Posted by Editor on 12/7/13
A bike shop in Cochrane, Alberta, has been served notice by Specialized that they must stop using the name Cafe Roubaix Bicycle Studio for their business because the U.S.-based bicycle manufacturer has registered 'Roubaix' in Canada for anything to do with bicycles, bicycle frames and components. We first reported on this story earlier today in a Twitter posting about a story in the Calgary Herald [see War veteran forced to change bike shop’s name after threat from U.S bike giant Specialized]
Now, the shop has sent out a press release:
Café Roubaix Bicycle Studio has been asked to change its name. A law firm representing Specialized Bicycle Components, Inc. has contacted small business owner Dan Richter to request Café Roubaix Bicycle Studio to immediately cease use of the term ROUBAIX and to transfer over the domain name www.caferoubaix.ca to Specialized. The law firm representing Specialized Bicycle Components, Inc. indicates the term ROUBAIX was registered by Specialized in Canada for use in association with bicycles, bicycle frames and bicycle components.
"I had assumed I could not register ROUBAIX as a trade mark as it is a geographical location well known in cycling, not to mention the wide-spread use of the term ROUBAIX throughout the industry. I thought I could freely use ROUBAIX," Café Roubaix's Dan Richter explains his situation, "To be informed I cannot use the name is devastating. I invested my life savings, military severance pay, as well as all my Veteran's Affairs award for my illness into Café Roubaix."
Dan Richter was medically released in 2012 after developing PSTD during a deployment to Kandahar, Afghanistan. He opened his small full service bicycle shop in Cochrane, Alberta on March 1st, 2013. Focusing on the operation of Café Roubaix has greatly aided Dan Richter in his ongoing recovery.

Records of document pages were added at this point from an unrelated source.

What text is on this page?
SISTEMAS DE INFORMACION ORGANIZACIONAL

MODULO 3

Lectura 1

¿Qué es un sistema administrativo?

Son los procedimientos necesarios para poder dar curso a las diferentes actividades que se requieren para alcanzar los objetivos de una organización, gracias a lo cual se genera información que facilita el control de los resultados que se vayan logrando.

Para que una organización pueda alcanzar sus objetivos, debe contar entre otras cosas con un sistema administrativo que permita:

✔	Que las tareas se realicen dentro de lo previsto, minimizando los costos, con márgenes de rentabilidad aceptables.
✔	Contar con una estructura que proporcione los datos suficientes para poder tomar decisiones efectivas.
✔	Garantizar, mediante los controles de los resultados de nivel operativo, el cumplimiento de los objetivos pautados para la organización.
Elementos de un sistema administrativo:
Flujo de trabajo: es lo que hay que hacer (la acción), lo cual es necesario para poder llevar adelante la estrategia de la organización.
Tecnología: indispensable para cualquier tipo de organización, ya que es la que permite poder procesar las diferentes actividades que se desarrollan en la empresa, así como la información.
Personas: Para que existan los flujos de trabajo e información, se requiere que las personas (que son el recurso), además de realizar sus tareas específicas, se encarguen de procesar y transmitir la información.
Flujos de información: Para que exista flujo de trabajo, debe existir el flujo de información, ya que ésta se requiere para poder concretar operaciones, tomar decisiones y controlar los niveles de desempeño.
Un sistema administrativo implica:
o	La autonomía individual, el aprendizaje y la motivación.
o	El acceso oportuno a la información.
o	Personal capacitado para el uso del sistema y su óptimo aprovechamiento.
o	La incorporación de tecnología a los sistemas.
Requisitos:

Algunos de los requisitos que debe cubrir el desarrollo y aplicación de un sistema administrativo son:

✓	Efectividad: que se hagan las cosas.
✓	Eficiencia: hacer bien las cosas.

The name Café Roubaix was chosen in honour of one of the oldest cycling race, Paris-Roubaix, which first ran in 1896. Café Roubaix Bicycle Studio has sought legal assistance in determining whether ROUBAIX can be registered in Canada. All attempts will be made by Dan Richter to continue his presence in the local bicycling industry. He does not want to close his doors.
In the Calgary Herald story, Larry Koury, the Managing Director of Specialized Canada, pointed out "A simple trademark search would have prevented this ... We are required to defend or lose our trademark registration."